何時から肉や魚を食べたくないと思ったのだろうか。

魚は確か、地球に初めて来た時に見たときだった。あんな気持ち悪い見た目のアレをどうしても食べる気になれなかった。

なら、肉は何時の時だったか。確かかなり昔・・・ああ、初めて“人を殺した”時だ。

 

 

 

 

 

◇◇◇◇◇

 

 

 

 

 

「えっと・・・卵と、鶏肉があるのか。飯もまだ残ってるし・・・オムレツでいいか」

 

冷蔵庫の中を見回してすぐにメニューを決め、必要な材料を取り出すと、キッチンへと並べる。

そしてフライパンをコンロに置き、火をつけた後、リビングの方をちらりと視線を向ける。
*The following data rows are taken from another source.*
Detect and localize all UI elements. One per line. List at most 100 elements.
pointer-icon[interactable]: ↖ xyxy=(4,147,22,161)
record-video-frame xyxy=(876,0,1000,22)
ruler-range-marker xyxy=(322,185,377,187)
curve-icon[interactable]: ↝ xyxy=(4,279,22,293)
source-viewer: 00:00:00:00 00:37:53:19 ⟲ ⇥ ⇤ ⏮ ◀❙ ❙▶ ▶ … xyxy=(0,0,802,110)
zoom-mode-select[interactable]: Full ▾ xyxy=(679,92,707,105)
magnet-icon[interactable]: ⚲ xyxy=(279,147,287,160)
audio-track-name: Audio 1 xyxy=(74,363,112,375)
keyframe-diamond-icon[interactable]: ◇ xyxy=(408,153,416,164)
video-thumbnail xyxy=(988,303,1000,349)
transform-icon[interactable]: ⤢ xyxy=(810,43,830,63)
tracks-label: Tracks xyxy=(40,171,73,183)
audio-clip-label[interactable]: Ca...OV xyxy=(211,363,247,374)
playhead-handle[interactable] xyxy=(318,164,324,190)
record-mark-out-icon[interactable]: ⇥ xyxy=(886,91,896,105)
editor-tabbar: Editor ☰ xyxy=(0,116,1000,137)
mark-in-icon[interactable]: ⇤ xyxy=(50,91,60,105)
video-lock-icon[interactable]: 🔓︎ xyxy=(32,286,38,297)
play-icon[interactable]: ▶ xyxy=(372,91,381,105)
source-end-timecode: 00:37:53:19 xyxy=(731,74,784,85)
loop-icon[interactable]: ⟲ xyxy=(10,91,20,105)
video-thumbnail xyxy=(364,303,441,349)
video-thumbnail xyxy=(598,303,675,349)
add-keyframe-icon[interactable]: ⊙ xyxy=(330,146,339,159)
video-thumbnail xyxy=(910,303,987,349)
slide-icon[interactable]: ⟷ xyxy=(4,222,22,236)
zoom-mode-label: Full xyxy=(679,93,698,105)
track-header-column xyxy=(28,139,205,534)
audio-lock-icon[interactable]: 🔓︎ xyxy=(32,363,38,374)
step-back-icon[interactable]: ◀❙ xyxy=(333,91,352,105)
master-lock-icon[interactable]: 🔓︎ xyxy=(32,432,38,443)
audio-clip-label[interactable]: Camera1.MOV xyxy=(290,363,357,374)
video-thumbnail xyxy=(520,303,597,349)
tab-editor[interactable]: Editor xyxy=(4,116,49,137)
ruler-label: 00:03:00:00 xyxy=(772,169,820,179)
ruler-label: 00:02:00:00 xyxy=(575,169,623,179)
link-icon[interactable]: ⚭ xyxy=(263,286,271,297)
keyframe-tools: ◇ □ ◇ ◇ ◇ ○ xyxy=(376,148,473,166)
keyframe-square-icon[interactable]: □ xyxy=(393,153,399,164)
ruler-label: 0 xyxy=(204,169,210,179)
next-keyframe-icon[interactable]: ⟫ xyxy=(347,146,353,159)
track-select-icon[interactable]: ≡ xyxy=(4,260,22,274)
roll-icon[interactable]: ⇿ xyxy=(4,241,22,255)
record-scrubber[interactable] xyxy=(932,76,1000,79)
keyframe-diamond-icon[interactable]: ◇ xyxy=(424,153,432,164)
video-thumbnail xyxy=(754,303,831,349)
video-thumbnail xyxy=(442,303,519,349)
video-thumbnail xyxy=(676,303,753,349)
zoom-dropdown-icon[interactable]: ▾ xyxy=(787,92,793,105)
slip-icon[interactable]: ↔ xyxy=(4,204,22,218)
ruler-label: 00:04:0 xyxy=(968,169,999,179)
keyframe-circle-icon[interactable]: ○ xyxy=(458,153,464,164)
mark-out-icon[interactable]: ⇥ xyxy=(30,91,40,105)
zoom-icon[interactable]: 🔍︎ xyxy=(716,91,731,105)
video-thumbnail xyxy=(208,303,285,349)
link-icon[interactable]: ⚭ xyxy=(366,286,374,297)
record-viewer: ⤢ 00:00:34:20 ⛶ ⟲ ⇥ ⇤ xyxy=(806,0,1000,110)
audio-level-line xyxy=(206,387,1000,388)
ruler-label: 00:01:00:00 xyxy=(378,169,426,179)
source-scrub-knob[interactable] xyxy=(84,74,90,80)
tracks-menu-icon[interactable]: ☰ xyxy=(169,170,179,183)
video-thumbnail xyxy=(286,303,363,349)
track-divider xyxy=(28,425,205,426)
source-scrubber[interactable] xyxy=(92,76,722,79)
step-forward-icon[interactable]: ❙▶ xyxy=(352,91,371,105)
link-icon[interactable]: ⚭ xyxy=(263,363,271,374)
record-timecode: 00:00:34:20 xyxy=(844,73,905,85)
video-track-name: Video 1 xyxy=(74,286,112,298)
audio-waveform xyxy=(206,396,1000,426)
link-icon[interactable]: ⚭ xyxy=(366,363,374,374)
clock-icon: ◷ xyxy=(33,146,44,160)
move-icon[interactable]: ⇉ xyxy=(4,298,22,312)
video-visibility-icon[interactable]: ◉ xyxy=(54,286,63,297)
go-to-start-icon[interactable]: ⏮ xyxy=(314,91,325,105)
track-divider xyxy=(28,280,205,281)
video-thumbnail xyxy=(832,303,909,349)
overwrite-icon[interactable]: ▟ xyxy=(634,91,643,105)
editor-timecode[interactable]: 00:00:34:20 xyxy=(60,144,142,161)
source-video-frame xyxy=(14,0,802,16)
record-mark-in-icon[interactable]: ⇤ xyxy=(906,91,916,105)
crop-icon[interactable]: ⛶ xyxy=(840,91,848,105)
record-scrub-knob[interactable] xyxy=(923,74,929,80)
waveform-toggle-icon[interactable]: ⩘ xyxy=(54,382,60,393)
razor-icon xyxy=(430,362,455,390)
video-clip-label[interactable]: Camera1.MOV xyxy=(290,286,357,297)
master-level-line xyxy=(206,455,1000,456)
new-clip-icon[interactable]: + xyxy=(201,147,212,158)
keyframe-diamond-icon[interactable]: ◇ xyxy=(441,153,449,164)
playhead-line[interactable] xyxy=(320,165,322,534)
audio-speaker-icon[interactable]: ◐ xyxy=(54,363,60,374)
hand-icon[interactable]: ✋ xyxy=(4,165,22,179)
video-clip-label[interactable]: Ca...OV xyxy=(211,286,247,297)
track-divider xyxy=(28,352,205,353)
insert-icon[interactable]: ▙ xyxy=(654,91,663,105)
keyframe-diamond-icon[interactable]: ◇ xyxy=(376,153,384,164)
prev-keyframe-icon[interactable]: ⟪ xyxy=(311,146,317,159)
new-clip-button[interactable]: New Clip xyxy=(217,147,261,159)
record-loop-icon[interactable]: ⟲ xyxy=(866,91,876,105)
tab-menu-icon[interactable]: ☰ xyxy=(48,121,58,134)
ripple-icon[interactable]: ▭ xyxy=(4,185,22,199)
そこには、ソファに座りながら、物珍しそうに辺りを見回す四糸乃の姿があった。士道は家に帰ってすぐに服を脱ぎ、タンクトップ姿になったのだが、四糸乃の装いは、先ほどと同じウサギのコートだった。琴里に聞いた通り、あれだけ雨を浴びていたにもかかわらず、少しも濡れていない。十香の光のドレスと同じように、霊装というやつの影響なのだろうか。

 

「飯、今から作るからちょっと待ってて。すぐに終わるから」

 

「・・・・・!」

 

士道の言葉にこくこくと四糸乃は首を縦に振った。

 

「んじゃ、やるか」

 

士道はそう言ってにんにくを微塵切りにし、オリーブオイルで炒めていく。そして炒め終わった後、トマト缶と塩、コショウ、砂糖を加えていき、バターを溶かしてソースを作っていく。

玉ねぎの皮を剥き、人参とピーマン、マッシュルームと一緒に刻み始める。そして鶏肉をさいの目切りにカットし、切り終えた野菜と一緒にフライパンの中に放り込んだ。

炒めながら士道は、ケチャップを冷蔵庫から取り出して、コンソメを砕いていく。その後炊飯器の中に残っていたご飯を、火の通った鶏肉と野菜の入ったフライパンに入れていき、ケチャップとコンソメ、あらびきコショウを入れて焦がさないよう切るように混ぜていく。

 

「コイツはこんなもんでいいか」

 

士道はそう呟いて出来たチキンライスを皿へ移す。

 

「後は、オムレツか」

 

士道はそう言って、卵を器に入れ、卵をとき始める。

カチャカチャと、リズミカルに箸と器が当たる音に四糸乃は気になったのか、此方をじっと見つめているが、士道は手を止めず、そのままフライパンにオリーブオイルとバターを入れて溶かし始めた。

そして塩を少し入れてといた卵を入れる。

箸で卵をかき混ぜながらフライパンを揺らしていき、半熟状態を作っていく。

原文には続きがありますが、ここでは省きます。